"HAZ DE TU EXISTENCIA UNA OBRA DE ARTE"

Los tres filtros: evitar los rumores y cotilleos.




Cuentan que un día se acercó a Socrates otro filósofo y le dijo:
- “Sócrates, ¿sabes lo que acabo de oír de uno de tus alumnos?”
- “Un momento” -respondió Sócrates- “antes de decirme nada me gustaría que pasaras una pequeña prueba. Se llama la prueba del triple filtro”.
- “¿Triple filtro?”
- “Eso es” - continuó Sócrates- “Antes de contarme algo sobre mi alumno, es una buena idea pensarlo antes de decirlo. El primer filtro es el de la VERDAD. ¿Estás completamente seguro que lo que vas a decirme es cierto?“
- “No, me acabo de enterar y…”
- “Bien” -dijo Sócrates- “así que no sabes si es cierto lo que quieres contarme. Veamos el segundo filtro, que es el de la BONDAD. ¿Quieres contarme algo bueno de mi alumno?“
- “No. Todo lo contrario…”
- “Así que” -le interrumpió Sócrates- “quieres contarme algo malo de él, y no sabes siquiera si es cierto. Aún puedes pasar la prueba, pues queda un tercer filtro: el de la UTILIDAD. ¿Me va a ser útil esto que me quieres contar de mi alumno?“
- “No. No mucho.”
- “Por lo tanto” -concluyó Sócrates- si lo que quieres contarme puede no ser cierto, no es bueno, ni es útil, ¿para qué contarlo?”.

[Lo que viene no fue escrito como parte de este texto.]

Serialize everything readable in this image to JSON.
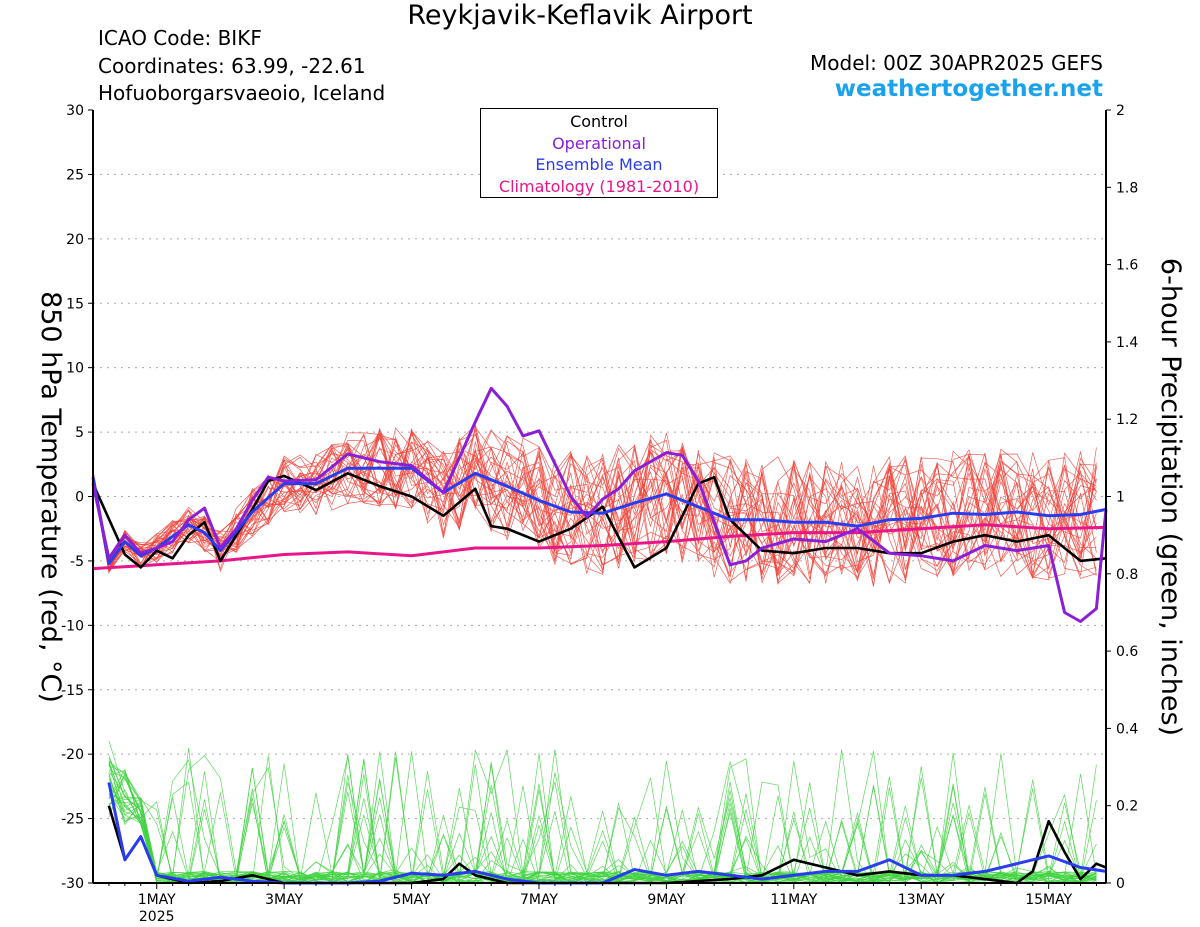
{
  "header": {
    "title": "Reykjavik-Keflavik Airport",
    "icao": "ICAO Code: BIKF",
    "coordinates": "Coordinates: 63.99, -22.61",
    "place": "Hofuoborgarsvaeoio, Iceland",
    "model": "Model: 00Z 30APR2025 GEFS",
    "website": "weathertogether.net"
  },
  "colors": {
    "control": "#000000",
    "operational": "#8a1fd6",
    "ensemble_mean": "#2a3cf0",
    "climatology": "#e8168a",
    "ensemble_temp": "#f0433a",
    "ensemble_precip": "#3fd23f",
    "website": "#1aa3ec"
  },
  "legend": {
    "items": [
      {
        "label": "Control",
        "color": "#000000"
      },
      {
        "label": "Operational",
        "color": "#8a1fd6"
      },
      {
        "label": "Ensemble Mean",
        "color": "#2a3cf0"
      },
      {
        "label": "Climatology (1981-2010)",
        "color": "#e8168a"
      }
    ]
  },
  "chart_data": {
    "type": "line",
    "title": "Reykjavik-Keflavik Airport",
    "ylabel_left": "850 hPa Temperature (red, °C)",
    "ylabel_right": "6-hour Precipitation (green, inches)",
    "x_unit": "days since 00Z 30APR2025",
    "xlim": [
      0,
      15.9
    ],
    "ylim_left": [
      -30,
      30
    ],
    "ylim_right": [
      0,
      2
    ],
    "yticks_left": [
      30,
      25,
      20,
      15,
      10,
      5,
      0,
      -5,
      -10,
      -15,
      -20,
      -25,
      -30
    ],
    "yticks_right": [
      "2",
      "1.8",
      "1.6",
      "1.4",
      "1.2",
      "1",
      "0.8",
      "0.6",
      "0.4",
      "0.2",
      "0"
    ],
    "xticks": [
      {
        "x": 1,
        "label": "1MAY",
        "sub": "2025"
      },
      {
        "x": 3,
        "label": "3MAY"
      },
      {
        "x": 5,
        "label": "5MAY"
      },
      {
        "x": 7,
        "label": "7MAY"
      },
      {
        "x": 9,
        "label": "9MAY"
      },
      {
        "x": 11,
        "label": "11MAY"
      },
      {
        "x": 13,
        "label": "13MAY"
      },
      {
        "x": 15,
        "label": "15MAY"
      }
    ],
    "grid": "dotted-horizontal",
    "legend_position": "top-center",
    "series": [
      {
        "name": "Control",
        "axis": "left",
        "color": "#000000",
        "x": [
          0,
          0.5,
          0.75,
          1,
          1.25,
          1.5,
          1.75,
          2,
          2.25,
          2.5,
          2.75,
          3,
          3.5,
          4,
          4.5,
          5,
          5.5,
          6,
          6.25,
          6.5,
          7,
          7.5,
          8,
          8.5,
          9,
          9.5,
          9.75,
          10,
          10.5,
          11,
          11.5,
          12,
          12.5,
          13,
          13.5,
          14,
          14.5,
          15,
          15.5,
          15.9
        ],
        "y": [
          1,
          -4.5,
          -5.5,
          -4.2,
          -4.8,
          -3,
          -2,
          -5,
          -3,
          -1,
          1.2,
          1.6,
          0.5,
          1.8,
          0.8,
          0,
          -1.5,
          0.6,
          -2.3,
          -2.5,
          -3.5,
          -2.5,
          -0.8,
          -5.5,
          -4,
          1,
          1.5,
          -1.8,
          -4.2,
          -4.4,
          -4,
          -4,
          -4.4,
          -4.4,
          -3.5,
          -3,
          -3.5,
          -3,
          -5,
          -4.8
        ]
      },
      {
        "name": "Operational",
        "axis": "left",
        "color": "#8a1fd6",
        "x": [
          0,
          0.25,
          0.5,
          0.75,
          1,
          1.25,
          1.5,
          1.75,
          2,
          2.25,
          2.5,
          2.75,
          3,
          3.5,
          4,
          4.5,
          5,
          5.5,
          5.75,
          6,
          6.25,
          6.5,
          6.75,
          7,
          7.5,
          7.75,
          8,
          8.25,
          8.5,
          9,
          9.25,
          9.5,
          9.75,
          10,
          10.25,
          10.5,
          11,
          11.5,
          12,
          12.5,
          13,
          13.5,
          14,
          14.5,
          15,
          15.25,
          15.5,
          15.75,
          15.9
        ],
        "y": [
          1,
          -4.8,
          -3,
          -4.4,
          -4,
          -3.5,
          -1.8,
          -0.9,
          -4,
          -2.5,
          -0.3,
          1.5,
          1.2,
          1.3,
          3.3,
          2.7,
          2.4,
          0.3,
          3,
          5.8,
          8.4,
          7,
          4.7,
          5.1,
          0,
          -1.6,
          -0.2,
          0.6,
          2,
          3.4,
          3.2,
          1.2,
          -2,
          -5.3,
          -5,
          -4,
          -3.3,
          -3.5,
          -2.5,
          -4.4,
          -4.6,
          -5,
          -3.8,
          -4.2,
          -3.8,
          -9,
          -9.7,
          -8.7,
          -1
        ]
      },
      {
        "name": "Ensemble Mean",
        "axis": "left",
        "color": "#2a3cf0",
        "x": [
          0,
          0.25,
          0.5,
          0.75,
          1,
          1.5,
          1.75,
          2,
          2.5,
          3,
          3.5,
          4,
          4.5,
          5,
          5.5,
          6,
          6.5,
          7,
          7.5,
          8,
          8.5,
          9,
          9.5,
          10,
          10.5,
          11,
          11.5,
          12,
          12.5,
          13,
          13.5,
          14,
          14.5,
          15,
          15.5,
          15.9
        ],
        "y": [
          1.5,
          -5.2,
          -3.5,
          -4.6,
          -4,
          -2.2,
          -2.8,
          -4.2,
          -1.2,
          1,
          1,
          2.2,
          2.2,
          2.2,
          0.3,
          1.8,
          0.8,
          -0.3,
          -1.2,
          -1.3,
          -0.5,
          0.2,
          -0.8,
          -1.8,
          -1.8,
          -2,
          -2,
          -2.3,
          -1.8,
          -1.7,
          -1.3,
          -1.4,
          -1.2,
          -1.5,
          -1.4,
          -1
        ]
      },
      {
        "name": "Climatology (1981-2010)",
        "axis": "left",
        "color": "#e8168a",
        "x": [
          0,
          1,
          2,
          3,
          4,
          5,
          6,
          7,
          8,
          9,
          10,
          11,
          12,
          13,
          14,
          15,
          15.9
        ],
        "y": [
          -5.6,
          -5.3,
          -5,
          -4.5,
          -4.3,
          -4.6,
          -4,
          -4,
          -3.8,
          -3.5,
          -3.1,
          -2.8,
          -2.8,
          -2.5,
          -2.2,
          -2.5,
          -2.4
        ]
      },
      {
        "name": "Control",
        "axis": "right",
        "color": "#000000",
        "x": [
          0.25,
          0.5,
          0.75,
          1,
          1.5,
          2,
          2.5,
          3,
          4,
          5,
          5.5,
          5.75,
          6,
          6.5,
          7,
          7.5,
          8,
          9,
          10,
          10.5,
          11,
          11.5,
          12,
          12.5,
          13,
          13.5,
          14,
          14.5,
          14.75,
          15,
          15.25,
          15.5,
          15.75,
          15.9
        ],
        "y": [
          0.2,
          0.06,
          0.12,
          0.02,
          0,
          0.005,
          0.02,
          0,
          0,
          0,
          0.01,
          0.05,
          0.02,
          0,
          0,
          0,
          0,
          0,
          0.01,
          0.02,
          0.06,
          0.04,
          0.02,
          0.03,
          0.02,
          0.02,
          0.01,
          0,
          0.03,
          0.16,
          0.08,
          0.01,
          0.05,
          0.04
        ]
      },
      {
        "name": "Ensemble Mean",
        "axis": "right",
        "color": "#2a3cf0",
        "x": [
          0.25,
          0.5,
          0.75,
          1,
          1.5,
          2,
          2.5,
          3,
          4,
          4.5,
          5,
          5.5,
          6,
          6.5,
          7,
          7.5,
          8,
          8.5,
          9,
          9.5,
          10,
          10.5,
          11,
          11.5,
          12,
          12.5,
          13,
          13.5,
          14,
          14.5,
          15,
          15.5,
          15.9
        ],
        "y": [
          0.26,
          0.06,
          0.12,
          0.02,
          0.005,
          0.015,
          0.005,
          0,
          0,
          0.005,
          0.025,
          0.02,
          0.03,
          0.01,
          0,
          0,
          0,
          0.035,
          0.02,
          0.03,
          0.02,
          0.01,
          0.02,
          0.03,
          0.03,
          0.06,
          0.02,
          0.02,
          0.03,
          0.05,
          0.07,
          0.04,
          0.03
        ]
      }
    ]
  }
}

Hay veces en que hablamos sin pensar, repetimos lo que otros cuentan sin conocer de primera mano, nos burlamos y hacemos chistes sobre personas o situaciones sin saber realmente por qué circunstancias están pasando, qué razones tienen para tomar determinadas decisiones, etc. Cada persona es un mundo, cada cual vive su vida como puede o sabe y nadie tiene derecho a inmiscuirse en vidas ajenas y hablar sin saber. Porque una broma, un comentario desafortunado sobre alguien que se expande puede dejar un poso en la vida de esa persona que lo persiga siempre y nadie es perfecto, nadie es juez ni verdugo de otros, sino artífice de su propia existencia. Como decía aquel sabio, si estas pendiente del jardín de tu vecino en lugar de cuidar del tuyo, este se marchitará.


Fotografía: escultura de madera de los tres monos sabios, en el santuario de Toshogu, en Nikko (Japón).